The BTO operates, in partnership with others, several schemes aimed at monitoring the numbers and demography of a range of widespread UK birds. A key aim of this monitoring is to investigate how and why bird populations change, and thus to make species conservation more effective and to contribute evidence that supports the conservation of wider biodiversity and the environment. All population changes are a consequence of underlying demographic factors, which are themselves determined largely by environmental conditions. Thus analyses of trends in numbers (from BBS, CES and other schemes) are complemented by the Ringing and Nest Record schemes which aim to monitor demographic patterns underlying population changes.
Populations may change because the number of individuals either entering the population (productivity) or leaving it (survival) changes. For an island such as Britain, immigration and emigration, which may also cause changes at more local scales, can be safely ignored (e.g. Robinson et al. 2012). To gain a full picture of how these processes operate, it is best to consider them simultaneously (along with the changes in numbers) in an integrated fashion and, ideally, incorporate them into a single statistical model (Besbeas et al. 2002, Buckland et al. 2004, Brooks et al. 2004). This is for a number of reasons. Firstly, it makes most efficient use of all the collected data and can help quantify processes for which the available data are sparse. Secondly, such factors might interact, through processes like density dependence, so to understand the consequences fully, they cannot be viewed in isolation. Thirdly, and perhaps most importantly, we do not have data on all the processes – for instance, the proportion of adults breeding or the number of nesting attempts made by individuals of multi-brooded species can be really hard to measure. By constructing an integrated model we can acknowledge this uncertainty and assess to what extent it affects our conclusions about the causes of population change.
Robinson et al. (2014) constructed integrated population models (IPMs) for 17 species of common birds. They did this using newly developed statistical techniques which, although they require a lot of computing power, enable one to combine data from different sources, by specifying a common underlying model – in our case of population change. Information on changes in numbers came from the CBC and BBS schemes, information on brood sizes (for some species) and nest success from the Nest Record Scheme and information on brood size (for some species) and survival of young and adult birds from the Ringing Scheme, with the number of individuals ringed and subsequently found dead (mostly by members of the public) enumerated for each year.

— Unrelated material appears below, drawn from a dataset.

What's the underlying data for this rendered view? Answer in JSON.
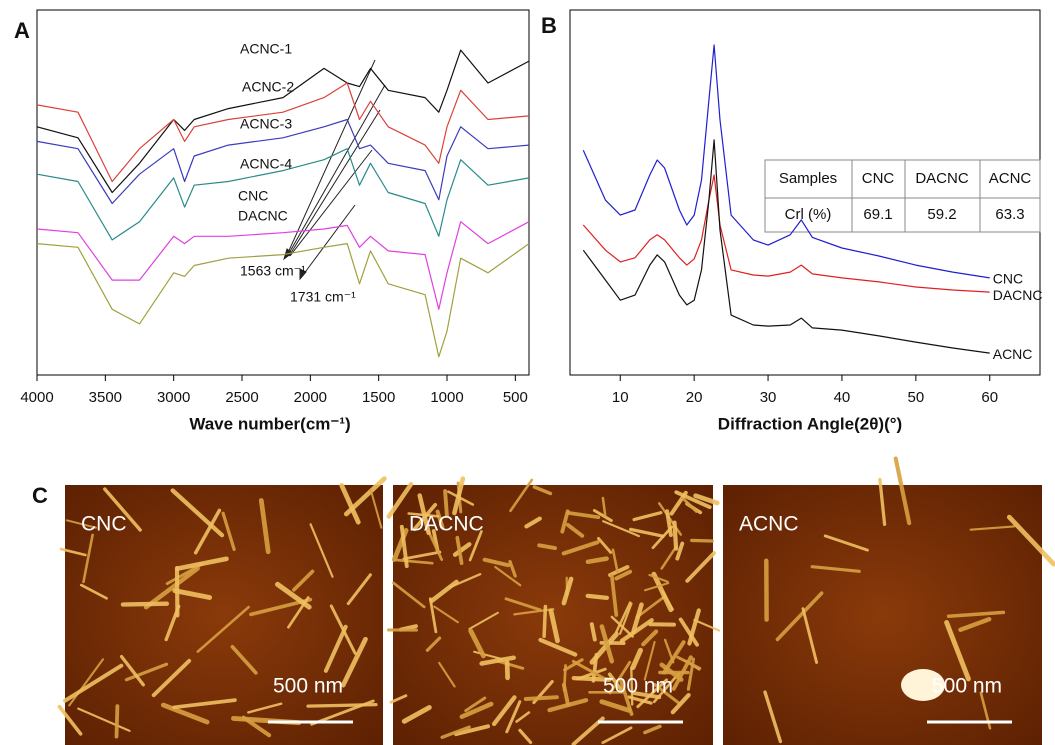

The population size in any given year (Nt+1) depends on the population size in the previous year (Nt) as follows:
Nt+1 = 0.5Nt ρt (Bt φegg,t φyng,t φfy,t) + Nt φad,t
where B represents the mean brood size, φegg and φyng survival of the nest at the egg and chick stages, φfy survival during the first year following hatching (which for some species we can separate into the post-fledging and first-winter periods) and φad adult survival, all in year t (Robinson et al. 2014). The final parameter, ρ, represents the unmeasured demographic rates, i.e. the number of adults actually breeding, the number of nesting attempts made (particularly in multi-brooded species) and (for some species) survival during the post-fledging period. We employed a Bayesian state-space approach (Brooks et al. 2004), generating five sets of 200,000 samples (of which we discarded the first 100,000 as ‘burn-in’ and kept every 50th to minimise autocorrelation) using uninformative priors and the MCMC sampling algorithm in JAGS (Plummer 2003). For further details see Robinson et al. (2014).